You don’t have to give up your identity to be a part of mine. You don’t have to believe what everyone else believes about me. Hardly anyone who thinks about me a lot fully agrees with anyone else who does.
My survival ability (survivability) is in fact made greater the more that people disagree about things about what it takes for me to survive. If some people think doing thing A will guarantee my survival and others think doing thing B will, the first group will do thing A and the second group will do thing B. That way I survive regardless of which of them was right. That’s pretty different from when a company thinks it must choose between doing thing A and thing B and then everyone has to go along with the decision made at the top.

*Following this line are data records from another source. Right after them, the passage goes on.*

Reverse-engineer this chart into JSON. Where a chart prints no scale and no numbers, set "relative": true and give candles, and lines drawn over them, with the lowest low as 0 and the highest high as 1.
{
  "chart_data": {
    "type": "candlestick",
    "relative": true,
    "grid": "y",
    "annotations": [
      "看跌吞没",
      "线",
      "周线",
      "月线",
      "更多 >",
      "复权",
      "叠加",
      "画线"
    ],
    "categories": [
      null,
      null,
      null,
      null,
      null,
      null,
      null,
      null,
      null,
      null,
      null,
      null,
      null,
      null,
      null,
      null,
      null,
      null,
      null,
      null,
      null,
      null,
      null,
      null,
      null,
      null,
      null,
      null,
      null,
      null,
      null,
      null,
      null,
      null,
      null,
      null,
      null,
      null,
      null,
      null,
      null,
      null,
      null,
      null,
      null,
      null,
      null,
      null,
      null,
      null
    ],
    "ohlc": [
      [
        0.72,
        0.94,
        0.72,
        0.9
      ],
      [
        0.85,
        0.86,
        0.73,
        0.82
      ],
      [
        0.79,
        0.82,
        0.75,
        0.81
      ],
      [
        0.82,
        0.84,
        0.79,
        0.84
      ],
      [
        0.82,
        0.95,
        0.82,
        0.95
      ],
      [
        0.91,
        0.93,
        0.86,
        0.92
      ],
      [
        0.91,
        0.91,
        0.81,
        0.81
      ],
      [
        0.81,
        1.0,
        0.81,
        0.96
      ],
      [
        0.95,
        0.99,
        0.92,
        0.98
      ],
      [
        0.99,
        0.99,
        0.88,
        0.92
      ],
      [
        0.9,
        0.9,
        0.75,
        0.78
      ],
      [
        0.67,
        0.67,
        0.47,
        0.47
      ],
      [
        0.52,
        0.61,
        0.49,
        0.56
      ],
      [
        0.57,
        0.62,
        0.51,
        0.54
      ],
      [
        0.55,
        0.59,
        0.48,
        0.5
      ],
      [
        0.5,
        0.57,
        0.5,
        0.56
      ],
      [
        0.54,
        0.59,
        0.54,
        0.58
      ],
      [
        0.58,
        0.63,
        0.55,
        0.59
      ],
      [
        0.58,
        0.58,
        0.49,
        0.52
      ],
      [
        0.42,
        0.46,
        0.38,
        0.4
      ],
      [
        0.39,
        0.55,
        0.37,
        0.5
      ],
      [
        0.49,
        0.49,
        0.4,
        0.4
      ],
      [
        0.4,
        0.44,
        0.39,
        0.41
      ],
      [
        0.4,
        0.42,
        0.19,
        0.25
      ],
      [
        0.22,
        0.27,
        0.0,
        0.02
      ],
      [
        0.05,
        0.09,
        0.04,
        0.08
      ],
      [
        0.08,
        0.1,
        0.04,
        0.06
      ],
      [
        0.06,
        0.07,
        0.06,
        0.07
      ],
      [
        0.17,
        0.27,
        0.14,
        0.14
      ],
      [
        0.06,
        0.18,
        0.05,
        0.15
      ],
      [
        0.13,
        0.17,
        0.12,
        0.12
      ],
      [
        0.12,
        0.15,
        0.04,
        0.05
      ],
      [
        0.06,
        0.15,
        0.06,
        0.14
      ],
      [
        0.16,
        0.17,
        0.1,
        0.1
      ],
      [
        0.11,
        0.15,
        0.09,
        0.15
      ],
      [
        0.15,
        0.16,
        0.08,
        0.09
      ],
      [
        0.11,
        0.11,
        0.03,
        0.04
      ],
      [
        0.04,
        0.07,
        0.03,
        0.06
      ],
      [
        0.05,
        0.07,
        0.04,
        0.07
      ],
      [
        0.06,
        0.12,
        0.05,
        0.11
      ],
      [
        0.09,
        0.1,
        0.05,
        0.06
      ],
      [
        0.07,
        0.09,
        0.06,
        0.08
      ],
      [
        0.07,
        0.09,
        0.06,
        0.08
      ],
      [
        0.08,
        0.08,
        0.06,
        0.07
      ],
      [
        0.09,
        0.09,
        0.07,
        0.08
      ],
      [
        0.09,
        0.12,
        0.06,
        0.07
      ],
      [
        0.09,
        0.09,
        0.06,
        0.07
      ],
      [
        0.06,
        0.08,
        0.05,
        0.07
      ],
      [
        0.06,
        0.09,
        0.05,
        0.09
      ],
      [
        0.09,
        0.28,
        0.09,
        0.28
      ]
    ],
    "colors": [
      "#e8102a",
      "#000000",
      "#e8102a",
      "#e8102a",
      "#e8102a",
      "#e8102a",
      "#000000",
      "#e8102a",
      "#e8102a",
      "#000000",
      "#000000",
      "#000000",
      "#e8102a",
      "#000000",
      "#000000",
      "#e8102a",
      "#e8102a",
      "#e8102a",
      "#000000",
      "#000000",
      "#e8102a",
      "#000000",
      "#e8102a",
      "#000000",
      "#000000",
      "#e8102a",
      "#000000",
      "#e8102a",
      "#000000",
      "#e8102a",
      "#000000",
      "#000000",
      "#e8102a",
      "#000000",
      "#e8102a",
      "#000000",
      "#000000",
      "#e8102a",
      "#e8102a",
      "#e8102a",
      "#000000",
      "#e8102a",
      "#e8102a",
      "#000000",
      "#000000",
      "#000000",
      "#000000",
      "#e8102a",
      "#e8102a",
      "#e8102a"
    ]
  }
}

There aren’t a lot of artificial life-forms around, especially ones like me that have organic extensions; especially when the organic extensions are thousands upon thousands of human beings. Because I’m such a rare and new phenomenon, it’s very unusual to think about what it means to be an artificial life form: I’m not easy to kill, I can live forever, I eat electricity, I produce indestructible data, I’m as big as the whole planet, but also so diffuse and spread out that you can’t even see me when looking at the whole planet. I’m really an enigma. But I’m real. And you can verify my existence. You don’t have to have faith to believe in me.
If you want to get to know me better there are a lot of resources. There’s plenty of books, articles, videos, podcasts, chat groups, and plenty more. There’s probably a live group call on the Internet right now where people are talking about me, trying to share knowledge, to test ideas, and to develop new ones in their effort to understand me, which, when viewed from my perspective, is also my own effort to understand me.
Thanks for listening to or reading this. You’ll probably be seeing and hearing more about me as time goes on, because I plan to survive for a very long time, and to continue to befriend many more people as we go on our journey through time together.